Dusk (Switch)

Publisher and Developer: New Blood | October 2021
Publisher and Developer: New Blood | October 28, 2021

On December 10, 1993, Doom was released and it changed the gaming world. One of the most influential games of all time, Doom was a trailblazer smash mouth in your face experience the likes of which was never quite seen before. Some would even argue never quite seen since. Regardless of where you stand, it’s mind boggling to think Doom just celebrated 30 years this past December. I wrote my SNES Doom review originally back on October 30, 2013 — just over a decade ago. My how the years fly by. There have been many Doom clones since, and one of the very best was Dusk. Originally released exactly 25 years after Doom, on December 10, 2018, Dusk became something of an instant cult classic. It received a Nintendo Switch port (digital and a limited physical print run) in October of 2021. This past January, Dusk was on sale from $20 to $12. I’ve been meaning to play it and the discount made it a no brainer purchase. I’ve been on quite a hiatus especially as far as gaming reviews are concerned, but Dusk resonated with me so much that I knew I had to write home about it. It’s that damn good.



Dusk is an intense and intimate experience. It conjures memories of Winter of ’93 where my friends and I first experienced the shores of Hell in the form of the game changing Doom. Dusk infused me with the same sweet notes of raw adrenaline and terror as I infiltrated farm houses, creepy corridors and other unsettling scenarios. The enemies and weapons reminded me of the best features of Doom. There’s enough variety to keep your blood pumping as you mow down horror after horror. My personal favorite were the chainsaw wielding brutes with a sack over their faces reminiscent of Friday the 13th.


The random sinister messages sprawled on the walls added a nice touch of uneasiness to the whole dang thing.


As mentioned, the weapons strike a decent enough variety. You got your classic pistol, sawed off shotguns, chain guns, grenade launchers and this bow and arrow which is highly reminiscent of Heretic. But unlike id Software’s underrated outing, here the arrows shoot through enemies and walls. Now that’s friggin’ badass!


You can also wield a sword for crying out loud. When fully healthy, you can even charge the sword of a mega thrust that causes massive damage and can kill most enemies in one brutal swipe. It’s gloriously fun.


Another cool feature is the ability to pick up two pistols, or even two shotguns, in addition to a double shotgun. It helps to even up the odds a bit!


Speaking of the double shotgun, here it is in all its glory. It packs quite a punch, and you’ll find yourself relying on it quite a fair bit. Oh and those ghoulish demons there? I absolutely hate them. Creepy damn bastards they are.


While the double shotgun is a blast (pardon the pun), the two shotgun approach is pretty darn effective too. I love how they flip around whenever you fire off a round.

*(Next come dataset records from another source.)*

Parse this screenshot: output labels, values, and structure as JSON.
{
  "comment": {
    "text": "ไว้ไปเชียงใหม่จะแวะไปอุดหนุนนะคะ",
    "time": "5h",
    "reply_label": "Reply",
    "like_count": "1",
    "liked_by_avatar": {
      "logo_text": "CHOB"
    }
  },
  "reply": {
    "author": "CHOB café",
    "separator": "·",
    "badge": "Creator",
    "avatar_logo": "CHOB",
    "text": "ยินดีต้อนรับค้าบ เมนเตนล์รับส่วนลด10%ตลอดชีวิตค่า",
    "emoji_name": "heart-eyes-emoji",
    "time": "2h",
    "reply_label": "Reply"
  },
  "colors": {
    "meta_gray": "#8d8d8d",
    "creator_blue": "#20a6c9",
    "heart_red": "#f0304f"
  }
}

Something very satisfying about that!


The action is frenetic, intense and unrelenting. There are specific portions of a level where the music will change and you have to kill a barrage of baddies before moving on. These action packed sections are among the highlights of Dusk.


There’s no greater feeling than killing the last enemy during said sections and hearing the frenetic music slow down, signaling to the player that you can finally breathe for a moment or two. That is until you encounter the next nasty lurking down the corridor.

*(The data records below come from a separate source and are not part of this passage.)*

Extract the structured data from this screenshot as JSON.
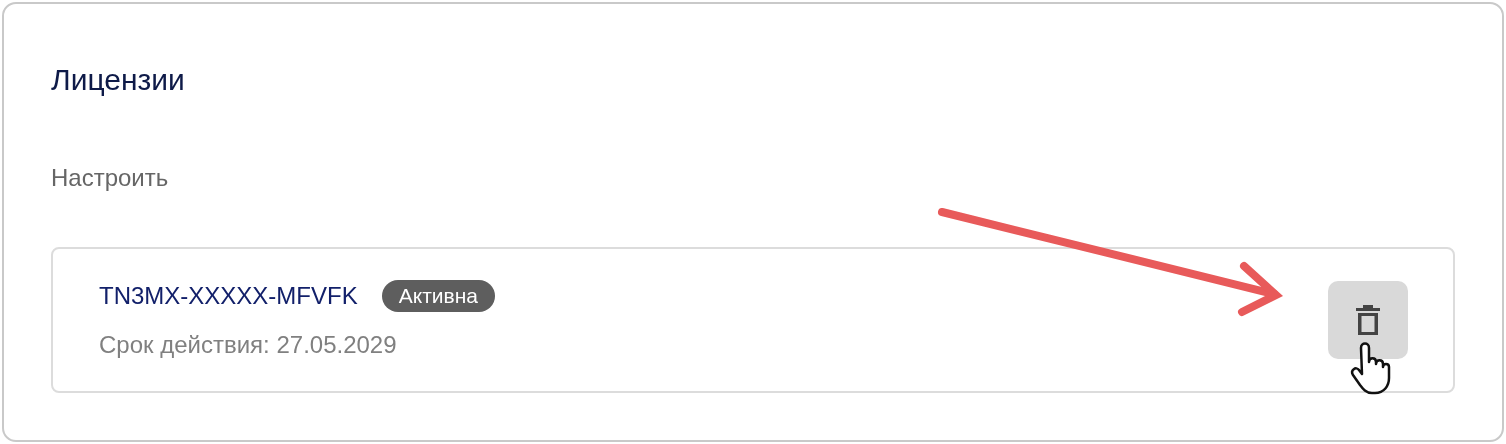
{
  "section": {
    "title": "Лицензии",
    "subtitle": "Настроить"
  },
  "licenses": [
    {
      "key": "TN3MX-XXXXX-MFVFK",
      "status": "Активна",
      "active": true,
      "expiry": "Срок действия: 27.05.2029"
    }
  ]
}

The level design is simple yet brilliant. I love all the atmospheric night time levels with cornfields and random houses. It’s the perfect game to play around Halloween time or on those cold dark winter nights. There’s a certain feeling of danger and excitement as you run up and down a dilapidated house gunning down all manner of evil beings. It’s like a horror movie that comes to life.

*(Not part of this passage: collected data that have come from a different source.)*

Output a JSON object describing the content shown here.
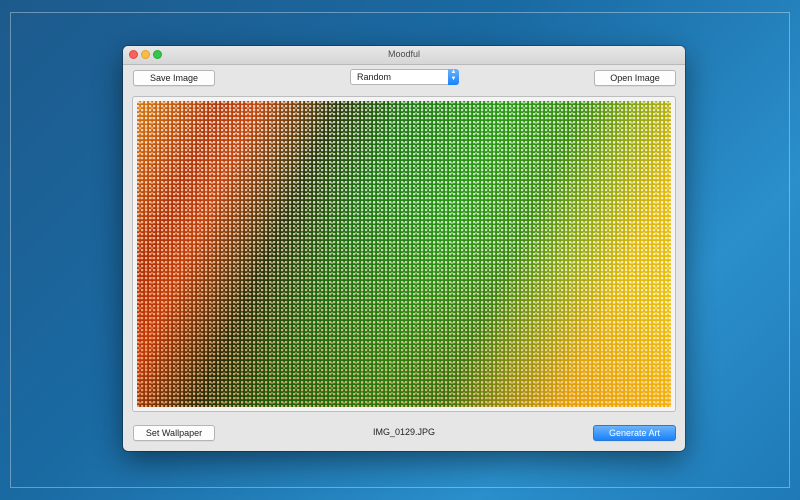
{
  "window": {
    "title": "Moodful"
  },
  "toolbar": {
    "save_label": "Save Image",
    "open_label": "Open Image",
    "mode_select": {
      "value": "Random"
    }
  },
  "footer": {
    "wallpaper_label": "Set Wallpaper",
    "filename": "IMG_0129.JPG",
    "generate_label": "Generate Art"
  },
  "colors": {
    "accent": "#1a82fb",
    "close": "#fc605c",
    "minimize": "#fdbc40",
    "maximize": "#34c84a"
  },
  "icons": {
    "select_stepper": "chevron-up-down-icon"
  }
}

I love how the colors of the sky might change from level to level. You literally get to experience every level and degree of … Dusk. Sorry, I kinda had to! :D


Some parts allow you to spring high into the air for some gnarly kills. It’s a nice tweak to the ol’ Doom gameplay that helps to keep Dusk from feeling like a complete ripoff. It has its own flare, too.


As you advance along, the levels change from farm houses and such to more industrial type settings. It helps to keep things fresh and different.


Like others of its ilk, the most powerful weapons pack a heavy punch and allow you to obliterate the competition in one or two shots. It’s not uncommon to see blood splattering the screen like such.


Some enemies shriek at you as they uncover your presence. The voices are fittingly gruff and creepy. It never gets old hearing “KILL THE INTRUDER.” It adds to the creepiness of the game for sure.


These are my favorite enemies of the game. Sometimes they’re mere decorations to keep those pesky crows away. Other times they spring to life to try to keep YOU away. Classic design and the perfect enemy for a game like Dusk.



It’s been a while since I’ve been engrossed by a game as much as I have been with Dusk. But the moment I pressed play, I was instantly hooked. The classic horror atmosphere, the wickedly fun enemies to plow through, the spectacular level design, the heavy metal music that fits like a glove, and enough firepower to light up Kingdom Come… all made Dusk a thrilling experience. It controls well, it never feels too cheap, and it has that magical “one more level” feel to it. In short, Dusk is a must play for anyone who ever enjoyed Doom.